Al femminile il podio attuale è tutto straniero: comanda la norvegese Therese Falk, tempo complessivo di 18:40:10 con l’ottima media/gara di 3:44:02. Seconda l’olandese Jannet Lange, 20:51:20 e terza l’australiana Jane Trumper (24:18:46).
Nella Ultra di 56 chilometri è Luisa Betti al primo posto (anche assoluto) col tempo di 31:21:56, segue Carmine Sansone, 31:27:40
Mezza maratona maschile con Diego Ciattaglia in testa alla classifica (7:28:48), seguito da Sean Smith (8:40:02) e Diego Graff (11:41:40).

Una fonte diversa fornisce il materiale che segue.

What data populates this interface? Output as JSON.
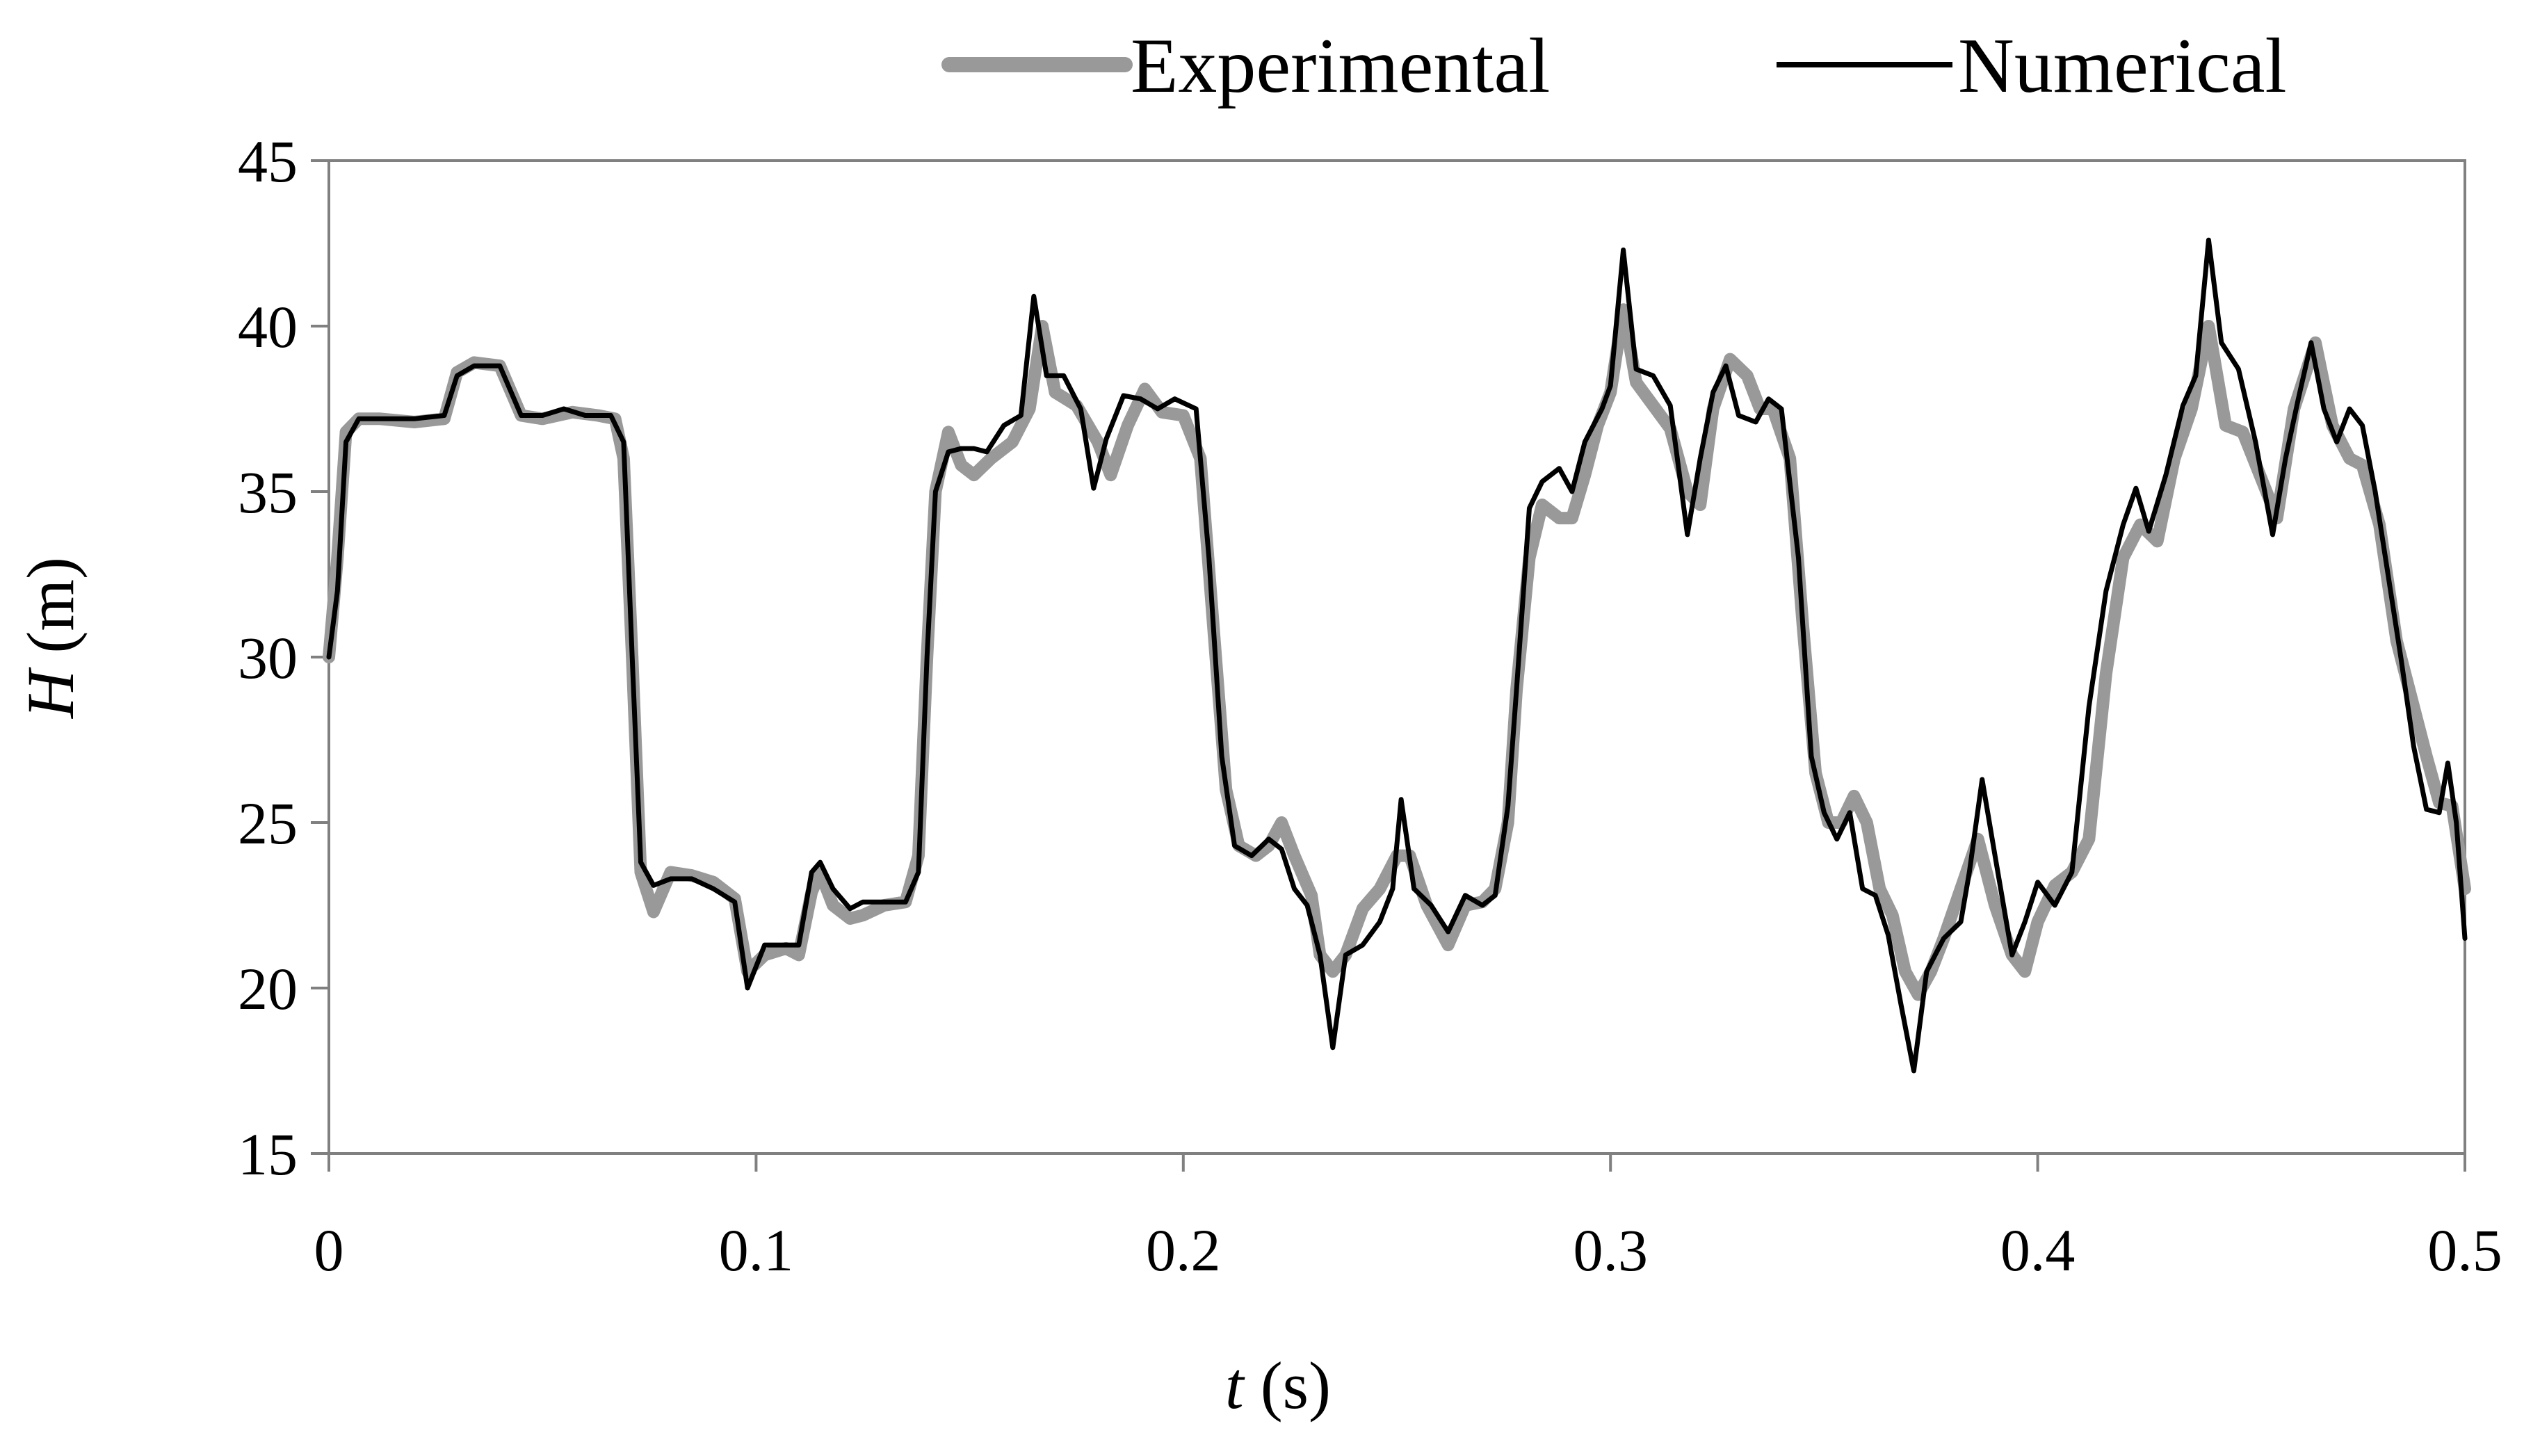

Tra le donne l’ucraina Sanda Opayets ( ucraina che risiede da molti anni in Italia) fa registrare un tempo complessivo di 8:37:48, che peraltro rappresenta il secondo tempo assoluto. Seconda posizione per la romana Paola Massaroni (8:48:46) e terza Eleonora Brugnati (9:22:54).
Il vigile del fuoco Mario Scimone è al comando della classifica nella 10 k, tempo totale 3:53:38; notevole la regolarità delle sue prestazioni (da 46:07 a 46:57), per una media giornaliera di 46:44. Secondo posto per Vito Colletta (5:10:47) e terzo per Franco Cabrini (6:08:59).
Tra le donne la prima è Elisa Giudice, col tempo totale di 5:24:04 è anche terza assoluta. Seguono Marina Citi (5:25:40) e Gabriella Valassina (7:23:14).
Passato il giro di boa è iniziata la “discesa” verso le 10 giornate, il meteo dice che si manterranno condizioni accettabili; invece sarà interessante vedere lo sviluppo delle prossime gare, diverse posizioni sono ancora suscettibili di cambiamenti, anche significativi. Risulterà fondamentale la gestione delle risorse nelle prime giornate di gare.